Machine learning light hypernuclei

We employ a feed-forward artificial neural network to extrapolate at large model spaces the results of {\it ab-initio} hypernuclear No-Core Shell Model calculations for the $\Lambda$ separation energy $B_\Lambda$ of the lightest hypernuclei, $^3_\Lambda$H, $^4_\Lambda$H and $^4_\Lambda$He, obtained in computationally accessible harmonic oscillator basis spaces using chiral nucleon-nucleon, nucleon-nucleon-nucleon and hyperon-nucleon interactions. The overfitting problem is avoided by enlarging the size of the input dataset and by introducing a Gaussian noise during the training process of the neural network.
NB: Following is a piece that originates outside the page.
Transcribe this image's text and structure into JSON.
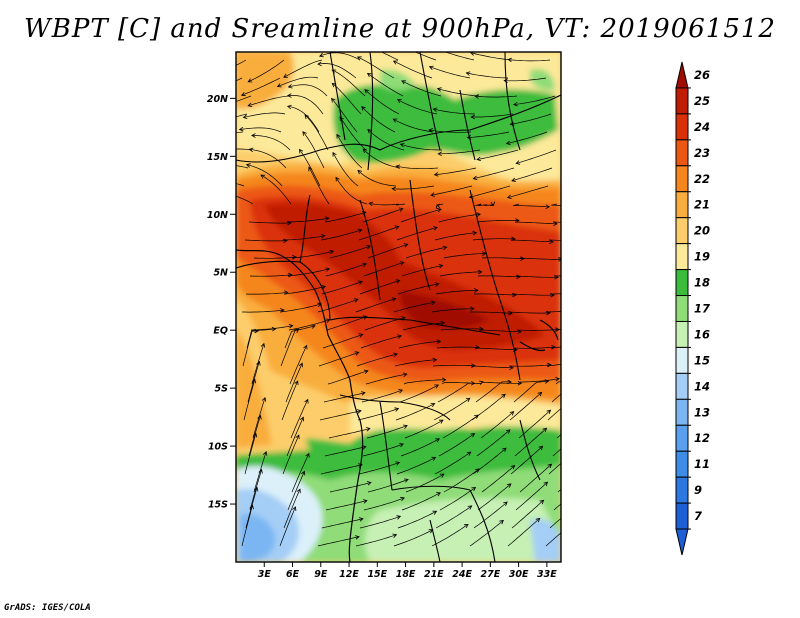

We find that a network with a single hidden layer of eight neurons is sufficient to extrapolate correctly the value of the $\Lambda$ separation energy to model spaces of size $N_{max}=100$. The results obtained are in agreement with the experimental data in the case of $^3_\Lambda$H and the $0^+$ state of $^4_\Lambda$He, although they are off of the experiment by about $0.3$ MeV for both the $0^+$ and $1^+$states of $^4_\Lambda$H and the $1^+$ state of $^4_\Lambda$He. We find that our results are in excellent agreement with those obtained using other extrapolation schemes of the No-Core Shell Model calculations, showing this that an ANN is a reliable method to extrapolate the results of hypernuclear No-Core Shell Model calculations to large model spaces.